Affluent investors have been pouring money into separately managed accounts and turning slightly away from mutual funds, a new consumer research report shows.

As of 2022, 22% of U.S. households that invest had SMAs, up from 13% in 2020, according to data published Thursday by Hearts & Wallets. Meanwhile, mutual fund ownership went from 38% to 39% during that time frame.

“I look at the decline of the mutual fund with sadness, but it’s getting replaced by other vehicles that are much more modern and accomplish the same things,” said Laura Varas, CEO of Hearts & Wallets.

“I’m a fan of the mutual fund as a way to get mass access to capital markets,” Varas said. “It initially was quite democratizing, in terms of bringing managed products, the expertise of portfolio managers and knowing someone was watching over your investments, to millions and billions of Americans.”

But SMAs aren’t taking the entire financial advice business by storm — the increase in ownership is rising most among households with $3 million or more to invest. For those investors, use has doubled over two years, going from 22% in 2020 to 41% in 2022, the Hearts & Wallets data show. And those investors are funneling their money into SMAs, allocating 29% of their overall portfolio to them last year, up from 22% in 2020.
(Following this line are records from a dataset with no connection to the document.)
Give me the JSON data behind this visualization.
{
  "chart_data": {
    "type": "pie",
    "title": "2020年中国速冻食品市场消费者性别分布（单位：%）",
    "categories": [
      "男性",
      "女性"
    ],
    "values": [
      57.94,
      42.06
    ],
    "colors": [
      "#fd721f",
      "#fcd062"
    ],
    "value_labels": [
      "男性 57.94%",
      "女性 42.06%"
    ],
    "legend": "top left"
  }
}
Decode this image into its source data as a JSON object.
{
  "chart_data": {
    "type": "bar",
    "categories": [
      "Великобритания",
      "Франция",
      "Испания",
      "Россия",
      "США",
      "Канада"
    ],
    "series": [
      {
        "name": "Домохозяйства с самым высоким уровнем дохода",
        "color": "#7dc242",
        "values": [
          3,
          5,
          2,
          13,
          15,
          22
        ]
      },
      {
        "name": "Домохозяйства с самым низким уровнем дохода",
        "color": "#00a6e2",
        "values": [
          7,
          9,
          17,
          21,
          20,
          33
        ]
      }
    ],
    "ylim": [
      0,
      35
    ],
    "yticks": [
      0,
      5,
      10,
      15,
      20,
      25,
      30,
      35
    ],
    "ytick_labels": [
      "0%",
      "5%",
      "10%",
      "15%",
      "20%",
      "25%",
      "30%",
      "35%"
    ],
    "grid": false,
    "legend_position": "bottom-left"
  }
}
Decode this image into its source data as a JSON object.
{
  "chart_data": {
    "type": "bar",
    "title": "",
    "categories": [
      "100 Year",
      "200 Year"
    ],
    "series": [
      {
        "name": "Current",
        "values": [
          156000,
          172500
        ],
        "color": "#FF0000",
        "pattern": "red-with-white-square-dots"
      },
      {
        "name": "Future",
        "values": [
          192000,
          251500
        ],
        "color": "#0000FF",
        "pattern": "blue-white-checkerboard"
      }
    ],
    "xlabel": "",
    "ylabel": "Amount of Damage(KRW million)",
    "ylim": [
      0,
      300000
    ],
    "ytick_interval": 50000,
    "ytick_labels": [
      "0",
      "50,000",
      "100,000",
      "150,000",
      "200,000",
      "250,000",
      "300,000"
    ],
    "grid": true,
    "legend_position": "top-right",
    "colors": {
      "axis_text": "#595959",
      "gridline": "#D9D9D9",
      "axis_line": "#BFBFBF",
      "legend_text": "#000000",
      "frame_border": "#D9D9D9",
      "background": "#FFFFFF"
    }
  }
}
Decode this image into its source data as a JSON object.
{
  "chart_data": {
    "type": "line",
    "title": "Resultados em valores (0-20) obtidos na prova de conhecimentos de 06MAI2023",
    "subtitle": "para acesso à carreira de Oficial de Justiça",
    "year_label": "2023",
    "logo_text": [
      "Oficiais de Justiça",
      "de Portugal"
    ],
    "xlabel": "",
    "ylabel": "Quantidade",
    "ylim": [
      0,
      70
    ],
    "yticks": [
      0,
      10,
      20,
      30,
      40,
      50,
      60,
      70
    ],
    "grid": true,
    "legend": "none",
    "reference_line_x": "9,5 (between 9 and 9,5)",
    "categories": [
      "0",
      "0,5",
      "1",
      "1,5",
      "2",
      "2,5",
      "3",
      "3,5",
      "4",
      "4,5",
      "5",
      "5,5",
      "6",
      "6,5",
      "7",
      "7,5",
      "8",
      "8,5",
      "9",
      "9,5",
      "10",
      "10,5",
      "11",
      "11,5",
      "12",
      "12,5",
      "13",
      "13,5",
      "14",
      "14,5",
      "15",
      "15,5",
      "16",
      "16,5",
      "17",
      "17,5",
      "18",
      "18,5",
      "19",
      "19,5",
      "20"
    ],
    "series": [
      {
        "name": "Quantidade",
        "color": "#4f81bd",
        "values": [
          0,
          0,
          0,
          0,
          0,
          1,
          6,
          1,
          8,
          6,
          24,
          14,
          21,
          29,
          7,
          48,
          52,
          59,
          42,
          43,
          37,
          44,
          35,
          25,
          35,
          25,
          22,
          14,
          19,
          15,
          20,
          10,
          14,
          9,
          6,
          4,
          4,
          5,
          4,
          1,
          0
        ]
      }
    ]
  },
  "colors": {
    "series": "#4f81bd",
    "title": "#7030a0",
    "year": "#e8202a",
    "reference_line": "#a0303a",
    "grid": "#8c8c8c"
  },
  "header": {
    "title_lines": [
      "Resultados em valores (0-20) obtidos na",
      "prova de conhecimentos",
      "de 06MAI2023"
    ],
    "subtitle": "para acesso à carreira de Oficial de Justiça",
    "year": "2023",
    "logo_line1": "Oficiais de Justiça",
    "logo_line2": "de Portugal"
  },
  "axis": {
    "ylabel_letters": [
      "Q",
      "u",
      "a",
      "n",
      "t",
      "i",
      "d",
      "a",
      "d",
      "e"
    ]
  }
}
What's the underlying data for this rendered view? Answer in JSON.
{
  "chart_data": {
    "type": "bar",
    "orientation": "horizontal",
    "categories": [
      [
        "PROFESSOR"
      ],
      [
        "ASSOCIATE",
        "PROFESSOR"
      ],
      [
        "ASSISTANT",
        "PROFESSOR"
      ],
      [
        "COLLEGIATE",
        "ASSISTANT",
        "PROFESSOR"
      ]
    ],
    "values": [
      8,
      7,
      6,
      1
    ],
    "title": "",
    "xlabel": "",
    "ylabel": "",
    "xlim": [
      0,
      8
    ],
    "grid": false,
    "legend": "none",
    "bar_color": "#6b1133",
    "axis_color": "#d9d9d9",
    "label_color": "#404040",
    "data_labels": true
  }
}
“In the past, people said SMAs were sold, not bought,” Varas said. “I’m not sure that’s true anymore.”

Interest among clients has been mixed, several financial advisors said.

“Clients are perfectly happy still being in mutual funds, but I am seeing increasing interest in SMAs” as the latter “are becoming more affordable/lower cost and having lower account minimums,” Carla Adams, founder of Ametrine Wealth, said in an email.

Investors’ use of environmental, social and governance considerations has been a driver of SMAs, Adams said. Since people can disagree about what “socially responsible” is, mutual funds are not always the right fit.

“I have a client who does not want to be invested in ‘junk food companies,’ which is not a screen for ESG mutual funds,” Adams said. An SMA allows the client to choose which companies they are OK with holding, she noted.

The use of SMAs has risen along with the switch to fee-based accounts over the past two decades, said Brian Clarke, owner of Clarke Financial Counsel, who charges clients through an hourly rate. The ongoing charge can also be preferrable to the front-end charge on mutual fund A shares, which can be as high as 5%, he noted.

“An advisor might have decided to change their business model to build up a stream of recurring revenue. The SMA provides this,” Clarke said in an email.

Another advisor, Jeff Farrar, co-founder of Procyon Partners, said that ETFs are winning clients’ interest over mutual funds, while SMAs remain flat.

“But the fees and other deltas between all three investment vehicles are converging,” Farrar said in an email, noting that the firm is “agnostic between the three and use what makes the most sense for each client and their preferences.”

The new Hearts & Wallets report is based on responses from nearly 6,000 people surveyed last year, and it includes data in the firm’s existing database on consumer buying patterns for more than 70,000 households.

A separate but encouraging finding from the survey is that more people are aware of what they’re invested in, Varas said. Ten years ago, 55% of people said they knew what investment vehicles they owned, and that rate increased to 77% as of last year, she said. “The product awareness gap has almost disappeared.”

Interest in SMAs may also have had an effect on clients’ engagement, Varas said. “I think the rise in engagement with taxable accounts is related to SMAs, because SMAs are the perfect vehicle for taxable accounts.”

But something that may have helped boost SMAs was the pandemic and the need for liquidity, she noted.

“If Covid taught people anything … it’s to be prepared for a big [financial] shock,” Varas said.